AMD CEO Dr. Lisa Su unveiled Helios, a massive rack-scale computing platform designed to shake Nvidia’s hold on the AI data center market. Helios is a double-wide server rack that weighs nearly 7,000 pounds (about the weight of two compact cars), built to be a “plug-and-play” supercomputer for the world’s largest AI companies. Delivering up to 2.9 exaflops of AI performance, according to Dr. Su, this system is set to be the “world’s best AI rack,” specifically built for training trillion-parameter models.
The system marks a major strategic shift for AMD, moving from selling individual chips to providing a fully integrated “Yottascale” infrastructure.
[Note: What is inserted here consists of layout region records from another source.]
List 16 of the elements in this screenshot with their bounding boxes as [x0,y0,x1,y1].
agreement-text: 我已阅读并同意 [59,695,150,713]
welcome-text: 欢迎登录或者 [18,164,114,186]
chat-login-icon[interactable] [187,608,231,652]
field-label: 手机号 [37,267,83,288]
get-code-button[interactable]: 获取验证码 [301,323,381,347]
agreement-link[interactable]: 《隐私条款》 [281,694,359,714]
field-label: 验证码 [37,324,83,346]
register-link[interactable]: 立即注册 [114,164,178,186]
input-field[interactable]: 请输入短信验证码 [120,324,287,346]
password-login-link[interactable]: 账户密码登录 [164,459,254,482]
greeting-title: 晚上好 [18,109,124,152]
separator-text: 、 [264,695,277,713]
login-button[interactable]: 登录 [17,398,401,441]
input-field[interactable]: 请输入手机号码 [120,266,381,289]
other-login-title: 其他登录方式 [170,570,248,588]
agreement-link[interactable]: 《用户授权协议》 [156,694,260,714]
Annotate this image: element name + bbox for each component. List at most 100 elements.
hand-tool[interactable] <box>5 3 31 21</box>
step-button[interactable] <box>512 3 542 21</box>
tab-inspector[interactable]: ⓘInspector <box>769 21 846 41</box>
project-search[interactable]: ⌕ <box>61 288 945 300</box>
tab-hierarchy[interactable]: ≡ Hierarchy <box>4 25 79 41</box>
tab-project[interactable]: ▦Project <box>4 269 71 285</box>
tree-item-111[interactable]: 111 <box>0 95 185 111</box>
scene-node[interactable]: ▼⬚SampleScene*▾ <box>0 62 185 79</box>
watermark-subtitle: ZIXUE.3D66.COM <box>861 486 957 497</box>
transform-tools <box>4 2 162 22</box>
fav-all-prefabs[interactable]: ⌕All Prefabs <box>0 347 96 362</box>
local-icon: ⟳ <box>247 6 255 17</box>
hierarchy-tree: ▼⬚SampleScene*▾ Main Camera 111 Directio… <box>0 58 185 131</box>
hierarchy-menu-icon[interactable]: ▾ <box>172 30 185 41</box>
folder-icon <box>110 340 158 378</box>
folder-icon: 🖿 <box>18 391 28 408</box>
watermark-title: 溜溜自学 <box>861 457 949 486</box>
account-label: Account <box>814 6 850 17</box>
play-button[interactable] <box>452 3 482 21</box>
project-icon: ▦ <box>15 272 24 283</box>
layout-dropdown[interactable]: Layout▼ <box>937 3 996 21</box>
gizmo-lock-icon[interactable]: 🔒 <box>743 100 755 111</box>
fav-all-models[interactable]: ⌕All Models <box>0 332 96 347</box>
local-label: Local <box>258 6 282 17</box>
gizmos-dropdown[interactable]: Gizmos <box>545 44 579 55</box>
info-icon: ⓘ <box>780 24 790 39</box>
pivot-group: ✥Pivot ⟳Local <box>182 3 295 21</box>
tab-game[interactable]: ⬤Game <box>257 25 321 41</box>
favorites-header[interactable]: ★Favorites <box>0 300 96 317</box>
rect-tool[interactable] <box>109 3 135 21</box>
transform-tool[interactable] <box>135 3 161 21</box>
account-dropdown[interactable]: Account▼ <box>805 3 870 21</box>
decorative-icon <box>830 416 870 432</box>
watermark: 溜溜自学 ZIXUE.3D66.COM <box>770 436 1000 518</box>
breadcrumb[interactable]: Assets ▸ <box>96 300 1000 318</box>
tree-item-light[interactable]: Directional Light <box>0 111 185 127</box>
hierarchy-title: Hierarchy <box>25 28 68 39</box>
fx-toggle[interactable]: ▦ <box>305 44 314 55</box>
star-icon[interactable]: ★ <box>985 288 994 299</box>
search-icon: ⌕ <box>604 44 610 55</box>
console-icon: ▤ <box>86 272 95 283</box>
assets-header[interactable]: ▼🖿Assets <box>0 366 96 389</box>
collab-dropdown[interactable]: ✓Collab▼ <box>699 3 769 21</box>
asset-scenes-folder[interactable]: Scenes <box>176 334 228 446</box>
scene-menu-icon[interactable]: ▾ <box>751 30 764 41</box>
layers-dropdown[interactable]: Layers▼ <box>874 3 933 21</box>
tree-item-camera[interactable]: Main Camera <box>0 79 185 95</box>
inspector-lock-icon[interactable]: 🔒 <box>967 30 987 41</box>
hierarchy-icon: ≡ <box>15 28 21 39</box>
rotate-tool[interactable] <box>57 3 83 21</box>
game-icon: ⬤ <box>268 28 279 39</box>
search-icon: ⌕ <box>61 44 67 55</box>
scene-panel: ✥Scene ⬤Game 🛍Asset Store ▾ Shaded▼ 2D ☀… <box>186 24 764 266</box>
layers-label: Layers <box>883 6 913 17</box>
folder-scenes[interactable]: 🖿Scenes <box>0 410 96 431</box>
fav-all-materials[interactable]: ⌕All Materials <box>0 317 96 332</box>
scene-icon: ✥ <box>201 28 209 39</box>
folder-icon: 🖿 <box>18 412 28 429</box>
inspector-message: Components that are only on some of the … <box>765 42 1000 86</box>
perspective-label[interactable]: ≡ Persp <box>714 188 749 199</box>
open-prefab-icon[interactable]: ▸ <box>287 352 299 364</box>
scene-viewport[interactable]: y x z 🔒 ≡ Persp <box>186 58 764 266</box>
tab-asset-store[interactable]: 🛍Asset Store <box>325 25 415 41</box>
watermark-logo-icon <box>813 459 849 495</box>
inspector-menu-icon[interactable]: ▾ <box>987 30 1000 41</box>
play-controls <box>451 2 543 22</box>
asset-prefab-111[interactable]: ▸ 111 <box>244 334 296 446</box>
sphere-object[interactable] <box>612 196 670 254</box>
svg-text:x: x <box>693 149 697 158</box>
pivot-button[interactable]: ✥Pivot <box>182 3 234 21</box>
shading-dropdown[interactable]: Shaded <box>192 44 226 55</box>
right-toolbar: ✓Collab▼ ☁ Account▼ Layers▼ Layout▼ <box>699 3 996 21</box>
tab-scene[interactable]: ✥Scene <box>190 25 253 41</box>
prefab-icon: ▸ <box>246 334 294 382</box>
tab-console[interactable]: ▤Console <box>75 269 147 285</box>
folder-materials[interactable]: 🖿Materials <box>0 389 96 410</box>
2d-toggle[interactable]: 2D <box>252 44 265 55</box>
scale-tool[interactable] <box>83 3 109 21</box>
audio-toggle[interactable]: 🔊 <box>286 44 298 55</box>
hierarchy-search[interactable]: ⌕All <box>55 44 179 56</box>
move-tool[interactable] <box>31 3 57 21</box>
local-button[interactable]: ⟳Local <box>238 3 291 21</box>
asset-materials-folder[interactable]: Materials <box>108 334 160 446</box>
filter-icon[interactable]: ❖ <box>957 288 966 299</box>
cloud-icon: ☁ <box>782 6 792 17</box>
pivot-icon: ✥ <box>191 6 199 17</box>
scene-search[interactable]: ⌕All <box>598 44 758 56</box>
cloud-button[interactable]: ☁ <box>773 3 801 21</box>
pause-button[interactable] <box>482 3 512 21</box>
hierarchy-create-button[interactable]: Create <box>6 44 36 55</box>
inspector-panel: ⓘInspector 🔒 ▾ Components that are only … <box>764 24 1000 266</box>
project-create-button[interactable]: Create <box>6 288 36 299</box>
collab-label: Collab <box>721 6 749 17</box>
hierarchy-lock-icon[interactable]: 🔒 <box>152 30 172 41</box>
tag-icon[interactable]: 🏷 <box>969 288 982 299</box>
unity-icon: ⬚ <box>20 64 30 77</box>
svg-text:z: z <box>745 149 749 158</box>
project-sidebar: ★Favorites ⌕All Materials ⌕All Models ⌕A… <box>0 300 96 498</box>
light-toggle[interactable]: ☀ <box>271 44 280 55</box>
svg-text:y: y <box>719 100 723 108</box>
Su has used this term “Yottascale” (10 to the power of 24) to describe the future of computing, and predicted that by 2030, the world will need 100 times more computing power than we have today.
According to their official statement, Helios is powered by the new Instinct MI455X GPUs and Zen 6-based “Venice” EPYC CPUs, offering an industry-leading 31TB of HBM4 memory which is roughly 50% more capacity than Nvidia’s rival flagship.
By utilizing open standards like UALink and Ultra Ethernet, AMD is positioning Helios as the flexible, cost-effective alternative for hyperscalers like OpenAI and Meta who are looking to scale beyond proprietary ecosystems.
The system is on track to launch later this year as part of AMD’s broader goal to grow global compute capacity 100x by 2030.